In September 2025, local residents formed the Astley Warehouse Action Group to dispute the construction and began fundraising for a judicial review of the plans. It was also reported that Greater Manchester Mayor Andy Burnham met with Wigan councillors to discuss the plans. Whilst Burnham did not comment on the meeting, Wigan Councillor James Fish said that the mayor wanted to understand how the decision was made by the planning committee.
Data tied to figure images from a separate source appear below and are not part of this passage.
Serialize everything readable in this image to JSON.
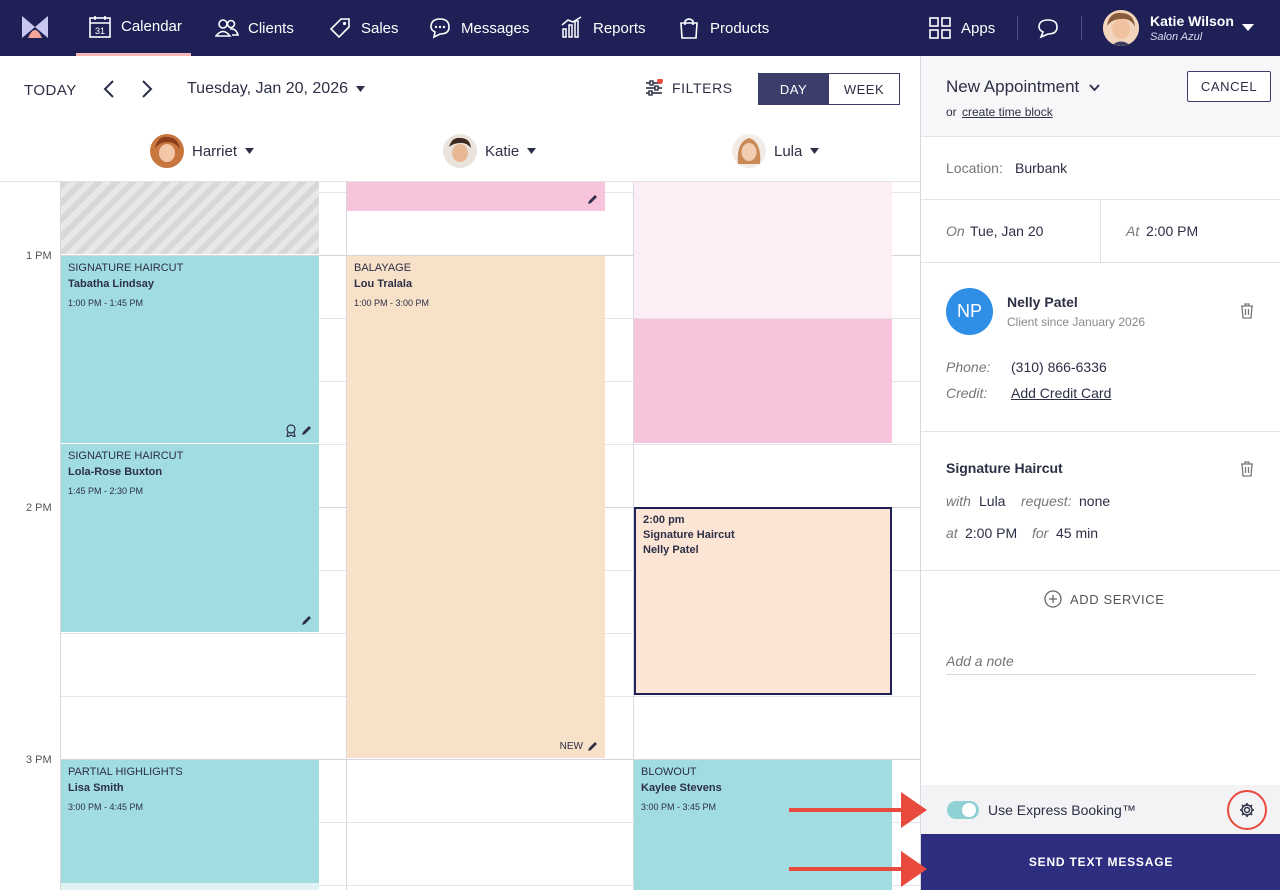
{
  "nav": {
    "items": [
      {
        "label": "Calendar",
        "icon": "calendar-icon",
        "calendar_day": "31"
      },
      {
        "label": "Clients",
        "icon": "clients-icon"
      },
      {
        "label": "Sales",
        "icon": "tag-icon"
      },
      {
        "label": "Messages",
        "icon": "chat-bubble-icon"
      },
      {
        "label": "Reports",
        "icon": "bar-chart-icon"
      },
      {
        "label": "Products",
        "icon": "shopping-bag-icon"
      }
    ],
    "apps_label": "Apps",
    "user_name": "Katie Wilson",
    "user_salon": "Salon Azul"
  },
  "toolbar": {
    "today": "TODAY",
    "date": "Tuesday, Jan 20, 2026",
    "filters": "FILTERS",
    "day": "DAY",
    "week": "WEEK"
  },
  "staff": [
    "Harriet",
    "Katie",
    "Lula"
  ],
  "times": [
    "1 PM",
    "2 PM",
    "3 PM"
  ],
  "appointments": {
    "a1": {
      "service": "SIGNATURE HAIRCUT",
      "client": "Tabatha Lindsay",
      "time": "1:00 PM - 1:45 PM"
    },
    "a2": {
      "service": "SIGNATURE HAIRCUT",
      "client": "Lola-Rose Buxton",
      "time": "1:45 PM - 2:30 PM"
    },
    "a3": {
      "service": "PARTIAL HIGHLIGHTS",
      "client": "Lisa Smith",
      "time": "3:00 PM - 4:45 PM"
    },
    "a4": {
      "service": "BALAYAGE",
      "client": "Lou Tralala",
      "time": "1:00 PM - 3:00 PM",
      "badge": "NEW"
    },
    "a5": {
      "time": "2:00 pm",
      "service": "Signature Haircut",
      "client": "Nelly Patel"
    },
    "a6": {
      "service": "BLOWOUT",
      "client": "Kaylee Stevens",
      "time": "3:00 PM - 3:45 PM"
    }
  },
  "panel": {
    "title": "New Appointment",
    "or_text": "or",
    "time_block_link": "create time block",
    "cancel": "CANCEL",
    "location_label": "Location:",
    "location": "Burbank",
    "on_label": "On",
    "on_value": "Tue, Jan 20",
    "at_label": "At",
    "at_value": "2:00 PM",
    "client": {
      "initials": "NP",
      "name": "Nelly Patel",
      "since": "Client since January 2026",
      "phone_label": "Phone:",
      "phone": "(310) 866-6336",
      "credit_label": "Credit:",
      "credit_link": "Add Credit Card"
    },
    "service": {
      "name": "Signature Haircut",
      "with_label": "with",
      "with_value": "Lula",
      "request_label": "request:",
      "request_value": "none",
      "at_label": "at",
      "at_value": "2:00 PM",
      "for_label": "for",
      "for_value": "45 min"
    },
    "add_service": "ADD SERVICE",
    "note_placeholder": "Add a note",
    "express_label": "Use Express Booking™",
    "express_on": true,
    "send": "SEND TEXT MESSAGE"
  },
  "colors": {
    "nav_bg": "#1f2156",
    "accent": "#2d2e7f",
    "teal": "#a1dde0",
    "peach": "#f8e1c9",
    "pink": "#f8c4dc",
    "annotation_red": "#e94a3e"
  }
}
Later in October 2025, Councillor Fish resigned from the planning committee after voting against approving the plans, saying that he believed it was in the "best interests of myself, the residents I represent, the planning committee and the local planning authority".

During construction, residents claimed that noise from the site reached as high as 82.9dB, which is above the recommended maximum limit of 75dB. Teachers at Garrett Hall Primary School next to the development claimed that their voices had been "drowned out" by the sound of the works.

In November 2025, The Astley Warehouse Action Group, a local group opposing the warehouses, held a demonstration in Wigan town centre in opposition to the development. The group also requested a "Stop Notice" to allow for an environmental assessment to be conducted, which was refused. In the same month, Wigan Council agreed to an audit of the planning decision.

In December 2025, footpaths and three homes around the site flooded which residents blamed on the warehouses. During the flooding, a protestor went down the path in a canoe, and Councillor Fish called for an "immediate halt" to the construction.

=== 2026–present ===
In 2026, TikToker Zoë Bread began making videos in support of the action group.

In January 2026, an independent audit of the development commissioned by the council and run by POS Enterprises found that residents of the local area were given "no meaningful opportunity" to engage with the proposals prior to submission of the planning application, and that the consultation process was "wholly inadequate". Wigan Council responded to the audit, saying that it confirmed they had followed national planning guidance, which was supported by the report. However, the council also acknowledged that the process could be improved and that it will learn from the planning process of this site. Greater Manchester Mayor Andy Burnham called for a "fair remedy" for residents following the audit.

In March 2026, Wigan Council sent warning letters to the Astley Warehouse Action Group and Zoë Bread, threatening them with legal action following "serious allegations" being made about council staff online.

Whistl moved into the site in July 2026. The relocation has been controversial amongst local residents, with concerns regarding excessive noise and light pollution. Subsequent noise monitoring commissioned by Astley Warehouse Action Group found that measured noise levels are higher than those predicted in the development's original noise assessment. Whistl's interim licence for the site, which includes restrictions on vehicle noise, may conflict with the DVSA's legally required safety checks, which require drivers to test their vehicle's horn before driving for the first time each day.

Grace Overseas also planned to move into a unit at the park later in 2026. After announcing the move, the company released a statement saying that they would not store any hazardous materials at the site.

In August 2026, Whistl released a statement on their use of the site, saying "We understand that our arrival at Astley Business Park has raised questions and concerns within the local community. We take this feedback seriously and are committed to listening, engaging openly and taking practical steps to minimise the impact of our operations wherever possible." During an interview with the BBC, Mayor of Greater Manchester Bev Craig said that planning rules should be reviewed following the construction and subsequent controversy.

In September 2026, Whistl paused overnight operations following noise complaints from neighbours, who shared that noise coming from the site was above planning estimates and limits.